Но Вольтер быстро отходит от иронии и обнажает подлинные «прелести» войны:
Здесь искалеченные ударами старики смотрели, как умирают их израненные жены, прижимающие детей к окровавленным грудям; там девушки со вспоротыми животами, насытив естественные потребности нескольких героев, испускали последние вздохи; в другом месте полусожженные люди умоляли добить их. Мозги были разбрызганы по земле, усеянной отрубленными руками и ногами.
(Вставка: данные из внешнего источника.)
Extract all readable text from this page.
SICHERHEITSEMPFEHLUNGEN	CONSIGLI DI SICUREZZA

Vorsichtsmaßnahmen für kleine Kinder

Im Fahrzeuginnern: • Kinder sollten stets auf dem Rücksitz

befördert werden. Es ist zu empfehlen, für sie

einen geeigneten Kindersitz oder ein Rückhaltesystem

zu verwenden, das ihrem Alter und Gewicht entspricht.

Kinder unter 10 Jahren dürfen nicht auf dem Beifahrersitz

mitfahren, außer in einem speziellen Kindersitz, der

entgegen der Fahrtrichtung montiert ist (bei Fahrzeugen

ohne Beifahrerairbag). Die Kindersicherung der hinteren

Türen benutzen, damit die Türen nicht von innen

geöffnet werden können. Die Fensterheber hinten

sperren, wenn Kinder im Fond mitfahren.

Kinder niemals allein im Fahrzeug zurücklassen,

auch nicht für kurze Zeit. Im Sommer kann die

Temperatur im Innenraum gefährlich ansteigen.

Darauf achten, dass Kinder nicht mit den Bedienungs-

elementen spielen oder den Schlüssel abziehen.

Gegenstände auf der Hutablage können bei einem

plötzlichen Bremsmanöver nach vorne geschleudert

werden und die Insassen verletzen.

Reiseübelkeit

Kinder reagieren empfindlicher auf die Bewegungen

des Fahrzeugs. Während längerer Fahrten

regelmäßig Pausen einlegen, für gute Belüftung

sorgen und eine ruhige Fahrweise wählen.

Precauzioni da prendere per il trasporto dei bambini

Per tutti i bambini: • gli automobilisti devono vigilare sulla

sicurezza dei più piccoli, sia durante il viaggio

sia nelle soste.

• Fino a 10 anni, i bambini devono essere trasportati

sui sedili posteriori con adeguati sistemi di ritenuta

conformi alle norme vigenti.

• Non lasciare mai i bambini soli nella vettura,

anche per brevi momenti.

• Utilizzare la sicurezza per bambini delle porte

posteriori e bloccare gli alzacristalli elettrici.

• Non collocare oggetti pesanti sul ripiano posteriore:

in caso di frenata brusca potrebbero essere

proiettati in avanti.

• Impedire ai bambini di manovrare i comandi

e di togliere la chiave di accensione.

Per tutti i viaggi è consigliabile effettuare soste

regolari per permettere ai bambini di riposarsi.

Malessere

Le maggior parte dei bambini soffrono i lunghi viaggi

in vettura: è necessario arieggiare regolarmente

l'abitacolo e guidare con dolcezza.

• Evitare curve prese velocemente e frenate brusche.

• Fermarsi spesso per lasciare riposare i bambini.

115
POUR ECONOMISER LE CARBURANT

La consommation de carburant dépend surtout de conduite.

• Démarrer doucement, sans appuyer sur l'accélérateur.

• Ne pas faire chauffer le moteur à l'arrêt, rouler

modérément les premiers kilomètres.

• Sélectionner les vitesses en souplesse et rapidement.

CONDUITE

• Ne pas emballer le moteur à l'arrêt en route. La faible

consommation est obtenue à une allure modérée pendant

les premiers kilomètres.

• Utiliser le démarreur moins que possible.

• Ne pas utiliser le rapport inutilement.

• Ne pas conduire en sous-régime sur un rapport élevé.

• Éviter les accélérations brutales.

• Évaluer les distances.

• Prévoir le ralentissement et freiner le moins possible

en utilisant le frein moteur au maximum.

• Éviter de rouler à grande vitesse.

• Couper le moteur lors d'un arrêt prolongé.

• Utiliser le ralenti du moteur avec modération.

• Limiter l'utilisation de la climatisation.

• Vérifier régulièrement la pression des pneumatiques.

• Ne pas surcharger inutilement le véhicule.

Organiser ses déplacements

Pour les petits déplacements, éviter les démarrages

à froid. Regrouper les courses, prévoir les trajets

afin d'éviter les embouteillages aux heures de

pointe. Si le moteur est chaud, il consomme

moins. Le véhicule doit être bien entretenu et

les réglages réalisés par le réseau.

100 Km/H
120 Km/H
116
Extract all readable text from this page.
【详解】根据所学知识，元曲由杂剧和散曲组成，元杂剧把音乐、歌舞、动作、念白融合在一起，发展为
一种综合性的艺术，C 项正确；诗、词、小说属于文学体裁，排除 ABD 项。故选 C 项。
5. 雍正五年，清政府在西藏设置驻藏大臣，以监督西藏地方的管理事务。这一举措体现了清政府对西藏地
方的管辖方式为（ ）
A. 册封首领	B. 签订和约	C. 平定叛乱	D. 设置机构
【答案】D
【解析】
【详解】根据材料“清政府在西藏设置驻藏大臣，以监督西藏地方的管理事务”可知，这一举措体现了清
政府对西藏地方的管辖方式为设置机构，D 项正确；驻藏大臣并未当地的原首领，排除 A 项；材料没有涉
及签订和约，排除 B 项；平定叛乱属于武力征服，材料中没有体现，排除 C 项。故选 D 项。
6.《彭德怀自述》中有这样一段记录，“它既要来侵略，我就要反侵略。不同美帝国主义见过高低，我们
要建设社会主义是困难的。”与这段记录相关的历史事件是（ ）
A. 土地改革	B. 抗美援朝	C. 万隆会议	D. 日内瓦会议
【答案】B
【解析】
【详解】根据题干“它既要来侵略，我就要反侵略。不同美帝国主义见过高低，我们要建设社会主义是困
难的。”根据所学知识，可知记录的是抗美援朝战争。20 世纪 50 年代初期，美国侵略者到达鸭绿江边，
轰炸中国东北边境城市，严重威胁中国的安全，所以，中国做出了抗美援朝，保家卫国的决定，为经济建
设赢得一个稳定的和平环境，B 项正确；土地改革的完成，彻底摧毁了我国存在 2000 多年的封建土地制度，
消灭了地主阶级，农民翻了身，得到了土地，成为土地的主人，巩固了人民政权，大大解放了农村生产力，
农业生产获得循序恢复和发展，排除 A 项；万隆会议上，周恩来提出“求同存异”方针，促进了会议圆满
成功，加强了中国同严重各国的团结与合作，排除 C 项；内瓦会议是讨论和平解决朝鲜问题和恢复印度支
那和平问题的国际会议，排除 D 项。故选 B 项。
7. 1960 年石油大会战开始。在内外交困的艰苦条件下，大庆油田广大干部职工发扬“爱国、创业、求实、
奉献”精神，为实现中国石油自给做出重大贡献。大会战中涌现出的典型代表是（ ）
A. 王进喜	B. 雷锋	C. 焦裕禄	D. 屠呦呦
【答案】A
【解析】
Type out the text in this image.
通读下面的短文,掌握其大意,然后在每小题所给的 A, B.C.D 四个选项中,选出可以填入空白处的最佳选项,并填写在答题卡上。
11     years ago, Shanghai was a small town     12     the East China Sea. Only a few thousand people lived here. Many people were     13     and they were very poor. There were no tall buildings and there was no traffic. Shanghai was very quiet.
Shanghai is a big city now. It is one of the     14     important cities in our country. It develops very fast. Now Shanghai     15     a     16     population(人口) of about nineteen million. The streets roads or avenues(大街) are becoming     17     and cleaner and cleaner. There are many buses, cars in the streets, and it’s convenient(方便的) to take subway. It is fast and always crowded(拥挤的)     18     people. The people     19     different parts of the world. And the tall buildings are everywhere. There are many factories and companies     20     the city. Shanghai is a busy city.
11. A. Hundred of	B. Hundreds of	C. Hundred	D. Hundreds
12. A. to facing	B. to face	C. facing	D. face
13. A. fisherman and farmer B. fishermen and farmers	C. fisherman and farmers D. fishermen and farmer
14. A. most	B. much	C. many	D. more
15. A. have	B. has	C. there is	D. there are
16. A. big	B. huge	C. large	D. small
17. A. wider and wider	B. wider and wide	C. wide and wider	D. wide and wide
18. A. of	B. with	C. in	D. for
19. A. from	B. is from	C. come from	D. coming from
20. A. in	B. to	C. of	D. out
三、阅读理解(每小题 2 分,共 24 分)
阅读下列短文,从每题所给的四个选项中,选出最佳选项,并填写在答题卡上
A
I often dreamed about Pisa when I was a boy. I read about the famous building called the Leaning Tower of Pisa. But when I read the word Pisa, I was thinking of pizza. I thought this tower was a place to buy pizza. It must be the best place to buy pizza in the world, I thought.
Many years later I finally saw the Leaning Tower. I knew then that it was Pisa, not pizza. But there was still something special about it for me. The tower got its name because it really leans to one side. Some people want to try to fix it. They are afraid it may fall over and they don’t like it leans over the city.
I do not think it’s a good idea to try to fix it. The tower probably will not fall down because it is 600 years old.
Подобные картины противоречат главной идеи повести, имеющей подзаголовок «Оптимизм». Вольтер так определяет данный термин устами главного героя: «… Это страсть утверждать, что все хорошо, когда в действительности все плохо». Носителем такого безудержного оптимизма как раз и выступает простодушный Кандид, проповедующий принцип своего учителя Панглосса (дословно — Всезнающий): «Все к лучшему в этом лучшем из миров». Казалось бы, все силы и стихии природы, все изощренное зло, до какого только смог додуматься человек, объединились с одной-единственной целью — доказать Кандиду обратное: в мире все плохо и только плохо, лучше никогда не будет, может быть только еще хуже. Но не таков неунывающий герой Вольтера; он знает и верит: как бы ни было ему плохо, лучшее, конечно, — впереди!
В «Кандиде» нагромождено такое количество самых невероятных приключений, что иной автор смог бы без труда растянуть повествование на два — а то и на три — увесистых тома. Вольтер передвигает своего героя по морю и по суше свободно и размашисто, точно шахматную фигуру. Территории Европы мало для его похождений, и волею автора Кандид перемещается в Южную Америку. А здесь: одна глава — Буэнос-Айрес, другая — Парагвай, третья — Суринам, четвертая — Эльдорадо, где Вольтер воссоздает проект совершенного утопического государства. И вновь Европа — Франция, Англия, Венеция, Константинополь.
А вслед за Кандидом (а иногда и впереди него) столь же невероятным по быстроте способом перемещается его возлюбленная Кунигунда. Ее история служит еще большим контрастом оптимистическому настрою повести. Обесчещенная, едва не прирезанная пруссаками и после долгих издевательств проданная ими, как военная добыча, она до самого конца повествования переходит из рук в руки, служа наложницей то лиссабонскому инквизитору, то богатому еврею, то испанскому губернатору Буэнос-Айреса, то турецкому паше. И лишь под занавес, постаревшая и подурневшая дочь вестфальского барона, становится женой Кандида. Счастливый конец! Он дает повод Вольтеру еще раз пофилософствовать насчет смысла жизни и возможности совершенствования общественного организма.
Главные мысли автора концентрируются в заключительных аккордах повести. Точнее — в двух знаменитых диалогах между Кандидом и выплывшим из небытия Панглоссом:
— Ну хорошо, мой дорогой Панглосс, — сказал ему Кандид, — когда вас вешали, резали, нещадно били, когда вы гребли на галерах, неужели вы продолжали думать, что все в мире идет к лучшему?